Blaak Heat Shujaa, The Edge of an Era: Don’t Forget to Breathe
Posted in Reviews on April 5th, 2013 by JJ KoczanSince the release of their 2010 self-titled debut, Blaak Heat Shujaa have moved from Paris to Los Angeles — with a stop in New York City as well for a time — have honed their desert rocking chops on tours with Fatso Jetson and Yawning Man, have signed with Tee Pee Records, completed a documentary series about their recording sessions with the venerable Scott Reeder and have taken those sessions and split them into two releases: the late-2012 The Storm Generation EP and their sophomore full-length, The Edge of an Era — shooting videos and playing gigs all the while as well. With that much going on, it’s not much of a surprise that The Edge of an Era is a different beast than was the self-titled, but what is striking about the album is how cohesive it is. On first listen, it makes sense as to why the trio — guitarist/vocalist Thomas Bellier, bassist Antoine Morel-Vulliez and drummer Mike Amster — divided the output from the Reeder sessions. The Edge of an Era focuses is on a singular atmosphere that’s served well by its six component tracks; the material on The Storm Generation (review here) wasn’t lacking for quality, it just didn’t fit. And where the band probably could’ve forced the issue and included most of those songs here — a move that might’ve put the album’s runtime more in line with the 63-minute self-titled (review here) instead of the vinyl-friendly 41:27 the finished product clocks — The Edge of an Era is unquestionably a stronger whole for the structure of its parts, running social/political lyrical themes through organic tones with a marked flow from piece to piece that nonetheless shows development in the experimental side that showed itself on the prior outing. Fatso Jetson‘s Mario Lalli donates vocals and lyrics to the penultimate “Pelham Blue,” making that track an automatic standout and highlighting just how much influence Blaak Heat Shujaa has culled from the desert in which it now rests its collective head, and poet/tourmate Ron Whitehead, who contributed to The Storm Generation as well, launches the album with “Closing Time, Last Exit,” a rising-toward-clarity free-association spoken word in which gonzo, Jesus, Buddha, Hunter S. Thompson and other mythological figureheads are namechecked before we arrive at the starting point just under a minute later: “America is an illusion.”

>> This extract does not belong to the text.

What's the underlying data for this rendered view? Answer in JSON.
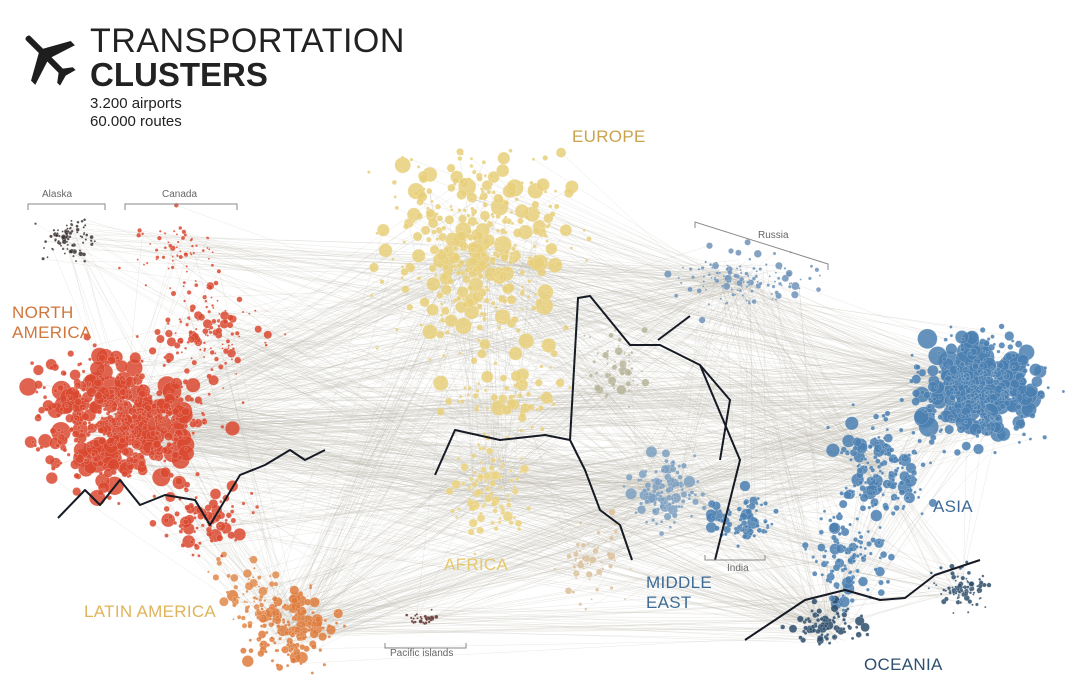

A fun bit of knowledge to drop, rife with Baby Boomer shock value and wake-you-up-to-challenge-what-exactly exclamation (it seems a fruitless endeavor to rag on the gonzo types; that cat’s been out of the bag since well before I came along to call it self-indulgent), but more importantly, it sets up a good amount of the perspective from which The Edge of an Era is executed. The point of view, like the band, is young, but coherent, and met with fuzz not driven so much by a heavy psych wash of effects in Bellier‘s guitar, but by a dry-sand clarity that finds root in Morel-Vulliez‘s basslines while Amster‘s drumming holds the songs together allowing the other two players to wander over the course of longer jams like that emerging from “The Obscurantist Fiend (The Beast Pt. I),” the initial rush of which takes hold immediately following Whitehead‘s last pronouncement. Time and again throughout the record, Blaak Heat Shujaa prove adept at balancing stillness with movement instrumentally — Bellier‘s post-Cisneros vocal approach is suited to either, frankly, though in the faster parts he seems more inclined to let the guitar do the talking — and that begins with “The Obscurantist Fiend (The Beast Pt. I)” as a slowdown brings hypnotic repeating of a start-stop progression soon to serve as the foundation not just for Bellier’s verse, but the long instrumental stretch that follows. Amster and Morel-Vulliez make it work, the former with a kind of descending progression that winds up on the crash with each cycle as the latter works to gradually expand the base from which the guitars take flight. It is one of the record’s most melodically satisfying instrumental stretches that ensues, rising and cascading in tempo with a solo taking hold before arriving at starts and stops almost frenetic in their tension thanks to Amster‘s fills, double-kick and so on. At seven minutes, they launch into the next stage, bringing the groove to a head as Bellier and Morel-Vulliez align to ignite the melodic apex before sleepily jamming the way out of the song and directly into “Shadows (The Beast Pt. II)” via a sweet bassline worthy of the quieter moments of any Brant Bjork record you might want to name, the actual progression keeping the same starts and stops from the prior cut, but changing the context to something altogether more comforting.